The Op.5 Sonatas are intended to
astound as well as to innovate. For the first time in the history of the cello repertoire, both instruments were invested with equal
importance. The piano writing is scarcely less bold and quick-thinking, requiring both musicians to turn on a sixpence from soloist to accompanist and back again, emulating the more equal dialogue of a string quartet. Formal novelty is also in evidence, in the expanded slow introductions and then in the four-movement structures of Op.69 and Op.102 No.1. In every way the last sonatas belongs to Beethoven’s late period: posing questions to listeners as well as performers with every bar, transcending the limits of the instruments to sing and shout, contemplate and argue.
The partnership of Mario Testori and
Costantino Mastroprimiano is an experienced one, with a well-received Brilliant Classics album (95023) of late-Classical sonatas by Hummel, Moscheles and Ries to its credit. The pianist also contributes an enlightening booklet essay to this valuable contribution to the Beethoven anniversary year.

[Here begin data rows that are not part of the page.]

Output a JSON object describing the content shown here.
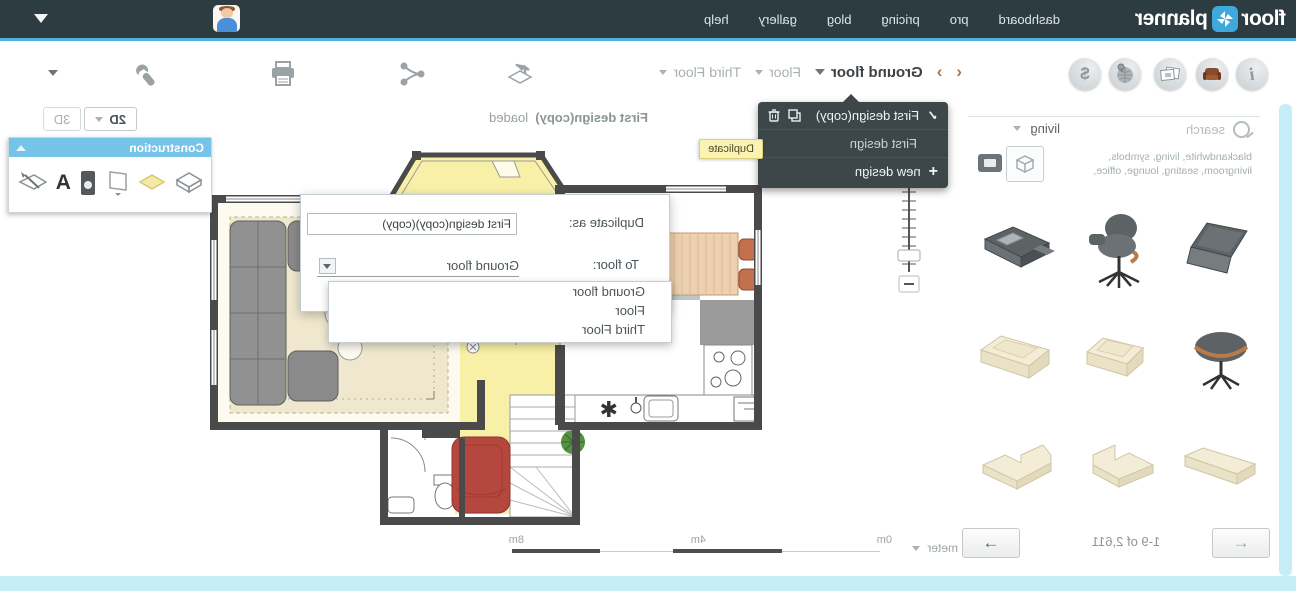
{
  "header": {
    "logo_floor": "floor",
    "logo_planner": "planner",
    "nav": [
      {
        "label": "dashboard"
      },
      {
        "label": "pro"
      },
      {
        "label": "pricing"
      },
      {
        "label": "blog"
      },
      {
        "label": "gallery"
      },
      {
        "label": "help"
      }
    ]
  },
  "toolbar": {
    "floors": {
      "current": "Ground floor",
      "floor2": "Floor",
      "floor3": "Third Floor"
    },
    "status_name": "First design(copy)",
    "status_suffix": "loaded",
    "view_2d": "2D",
    "view_3d": "3D"
  },
  "floors_menu": {
    "item1": "First design(copy)",
    "item2": "First design",
    "item3": "new design",
    "tooltip": "Duplicate"
  },
  "duplicate_dialog": {
    "name_label": "Duplicate as:",
    "name_value": "First design(copy)(copy)",
    "floor_label": "To floor:",
    "floor_value": "Ground floor",
    "options": [
      "Ground floor",
      "Floor",
      "Third Floor"
    ]
  },
  "construction_panel": {
    "title": "Construction"
  },
  "library": {
    "search_placeholder": "search",
    "category": "living",
    "tags_line1": "blackandwhite, living, symbols,",
    "tags_line2": "livingroom, seating, lounge, office,",
    "pagination": "1-9 of 2,611"
  },
  "scale_bar": {
    "unit": "meter",
    "tick0": "0m",
    "tick4": "4m",
    "tick8": "8m"
  },
  "colors": {
    "accent_blue": "#4fb3e0",
    "header_bg": "#2d3c40",
    "construction_header": "#76c3e9",
    "tooltip_bg": "#fbf3b4",
    "plan_yellow": "#f8f0a6",
    "plan_red": "#b5473e",
    "scrollbar_cyan": "#c6eef8"
  }
}
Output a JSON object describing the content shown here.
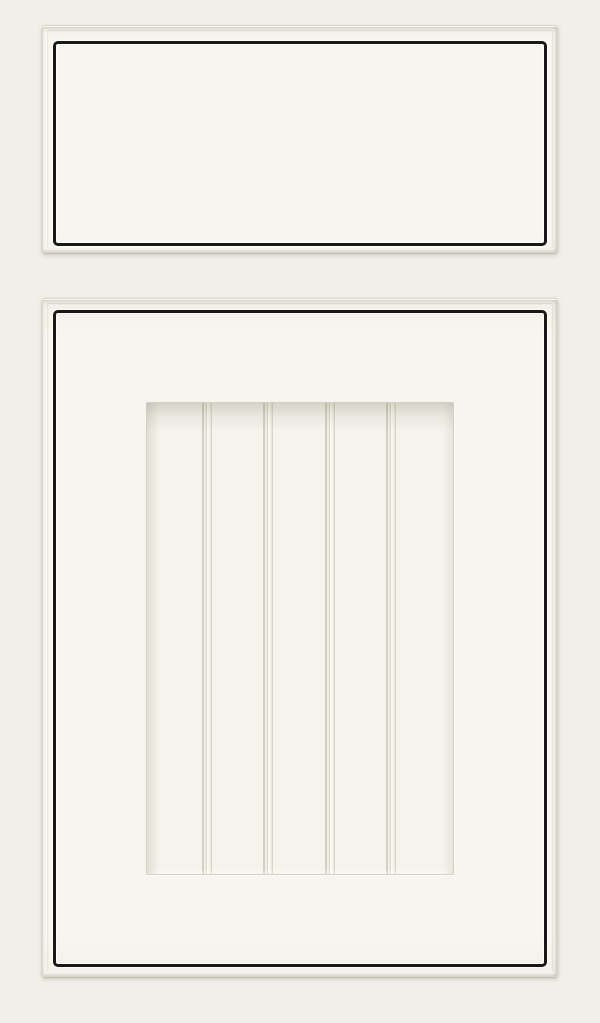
{
  "meta": {
    "description": "Product photo of a white painted inset cabinet drawer front above a matching beadboard cabinet door, each outlined with a thin black bead accent",
    "alt": "White cabinet drawer front and beadboard door sample with black bead accent outline"
  },
  "colors": {
    "background": "#f0efe8",
    "slab_face": "#f6f5ef",
    "panel_face": "#f4f3ec",
    "edge_line": "#d9d6c8",
    "bead_black": "#191816",
    "groove_shadow": "#d2cfc0",
    "groove_line": "#d9d6c8",
    "highlight": "#fcfbf5"
  },
  "components": {
    "drawer_front": {
      "name": "drawer-front"
    },
    "door": {
      "name": "cabinet-door"
    },
    "beadboard_panel": {
      "name": "beadboard-panel",
      "plank_count": 5,
      "groove_count": 4
    }
  }
}
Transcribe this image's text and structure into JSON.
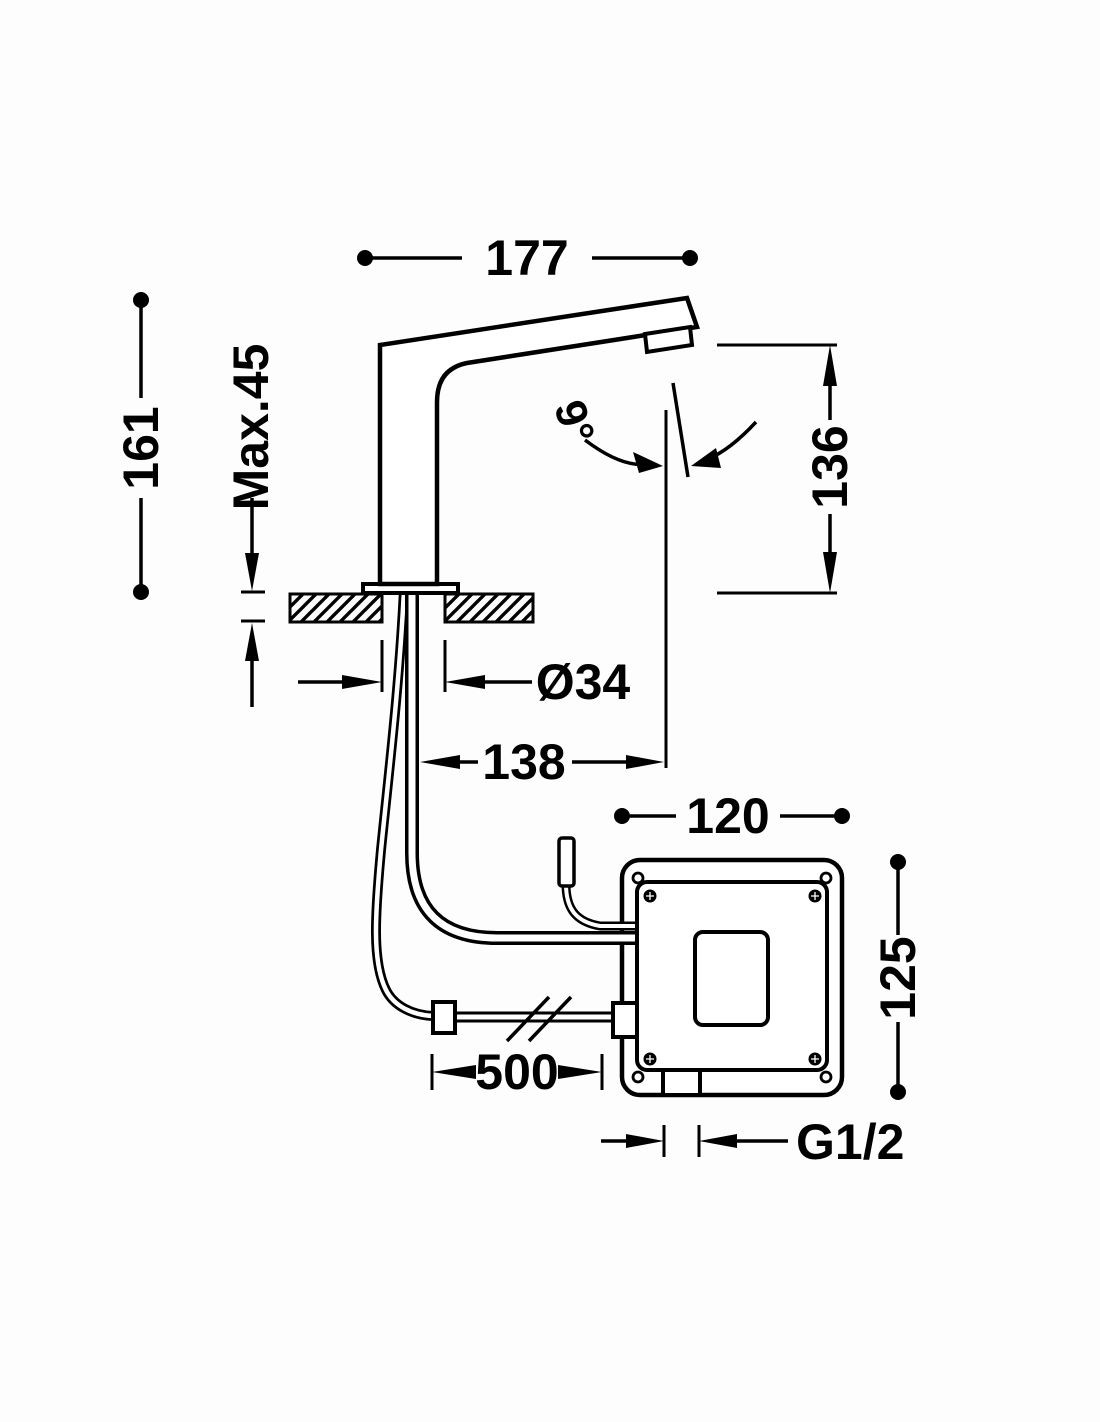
{
  "drawing": {
    "type": "technical-dimension-diagram",
    "subject": "deck-mounted electronic sensor faucet with control box",
    "line_color": "#000000",
    "background_color": "#fdfdfd",
    "dimensions": {
      "spout_reach": "177",
      "overall_height": "161",
      "max_deck_thickness": "Max.45",
      "outlet_height": "136",
      "stream_angle": "9°",
      "hole_diameter": "Ø34",
      "outlet_offset": "138",
      "box_width": "120",
      "box_height": "125",
      "hose_length": "500",
      "thread_size": "G1/2"
    }
  }
}
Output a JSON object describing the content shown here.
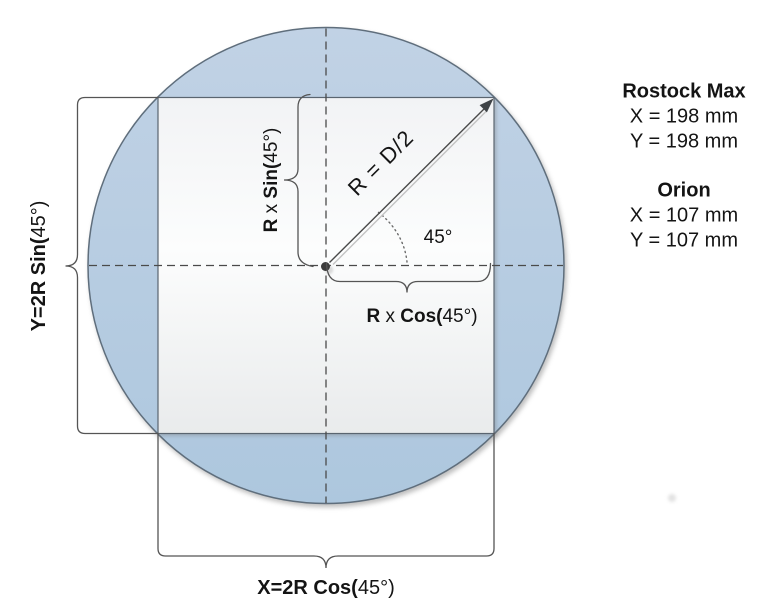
{
  "diagram": {
    "labels": {
      "radius": "R = D/2",
      "angle": "45°",
      "r_sin": {
        "p1": "R",
        "p2": " x ",
        "p3": "Sin(",
        "p4": "45°)"
      },
      "r_cos": {
        "p1": "R",
        "p2": " x ",
        "p3": "Cos(",
        "p4": "45°)"
      },
      "y_dim": {
        "p1": "Y=2R Sin(",
        "p2": "45°)"
      },
      "x_dim": {
        "p1": "X=2R Cos(",
        "p2": "45°)"
      }
    },
    "colors": {
      "bed_fill_top": "#c1d2e5",
      "bed_fill_bottom": "#adc7de",
      "square_fill_top": "#f2f3f5",
      "square_fill_mid": "#fcfdfd",
      "square_fill_bottom": "#e9ebec"
    }
  },
  "legend": {
    "printers": [
      {
        "name": "Rostock Max",
        "x": "X = 198 mm",
        "y": "Y = 198 mm"
      },
      {
        "name": "Orion",
        "x": "X = 107 mm",
        "y": "Y = 107 mm"
      }
    ]
  }
}
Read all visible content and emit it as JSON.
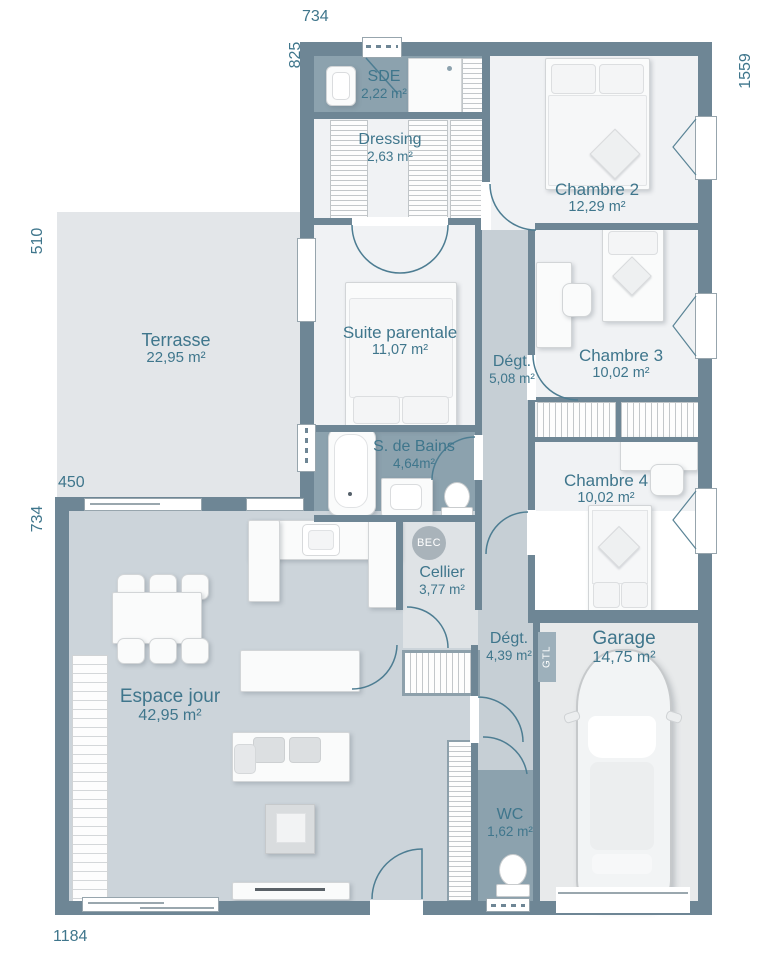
{
  "plan": {
    "rooms": [
      {
        "name": "Terrasse",
        "area": "22,95 m²"
      },
      {
        "name": "SDE",
        "area": "2,22 m²"
      },
      {
        "name": "Dressing",
        "area": "2,63 m²"
      },
      {
        "name": "Chambre 2",
        "area": "12,29 m²"
      },
      {
        "name": "Suite parentale",
        "area": "11,07 m²"
      },
      {
        "name": "Dégt.",
        "area": "5,08 m²"
      },
      {
        "name": "Chambre 3",
        "area": "10,02 m²"
      },
      {
        "name": "S. de Bains",
        "area": "4,64m²"
      },
      {
        "name": "Chambre 4",
        "area": "10,02 m²"
      },
      {
        "name": "Cellier",
        "area": "3,77 m²"
      },
      {
        "name": "Espace jour",
        "area": "42,95 m²"
      },
      {
        "name": "Dégt.",
        "area": "4,39 m²"
      },
      {
        "name": "Garage",
        "area": "14,75 m²"
      },
      {
        "name": "WC",
        "area": "1,62 m²"
      }
    ],
    "dimensions_cm": {
      "top": "734",
      "upper_left": "825",
      "right": "1559",
      "terrace_left": "510",
      "terrace_width": "450",
      "lower_left": "734",
      "bottom": "1184"
    },
    "badges": {
      "bec": "BEC",
      "gtl": "GTL"
    },
    "colors": {
      "wall": "#6e8695",
      "label_text": "#3f768c",
      "wet_room": "#8ca2ae",
      "corridor": "#c6cfd5",
      "living": "#ccd4da",
      "terrace": "#e3e6e9",
      "bedroom": "#f0f2f4",
      "cellier": "#dfe3e6",
      "garage": "#e8eaeb"
    }
  }
}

Filling “only” two CD’s, the complete works for cello and piano are quintessential and vintage Beethoven. The two youthful Opus 5 sonatas are written in virtuoso concerto style, with an especially glittering role for the piano (Beethoven was a tremendous pianist in his early years), the sonata Op. 69 is in the expansive, sonorous and deep-feeling tonal language of Beethoven’s Middle-Period, whereas the two Late sonatas Op. 102 are marvels of originality, experiment, “quirkiness” and humanity.
This new recording is played on period instruments by two seasoned specialists in the HIP movement (Historically Informed Performance Practice): Formerly of ensemble Il Giardino Armonico, cellist Marco Testori has performed in concert halls around the world, including London’s Wigmore Hall and Carnegie Hall in New York. He is Professor of Baroque Cello at Salzburg’s Universität Mozarteum. Costantino Mastroprimiano is an accomplished and respected fortepianist, who has extensively recorded for Brilliant Classics, notably the complete Piano Sonatas by Clementi and Hummel, as well as works by Alkan, Moscheles, Ries and others.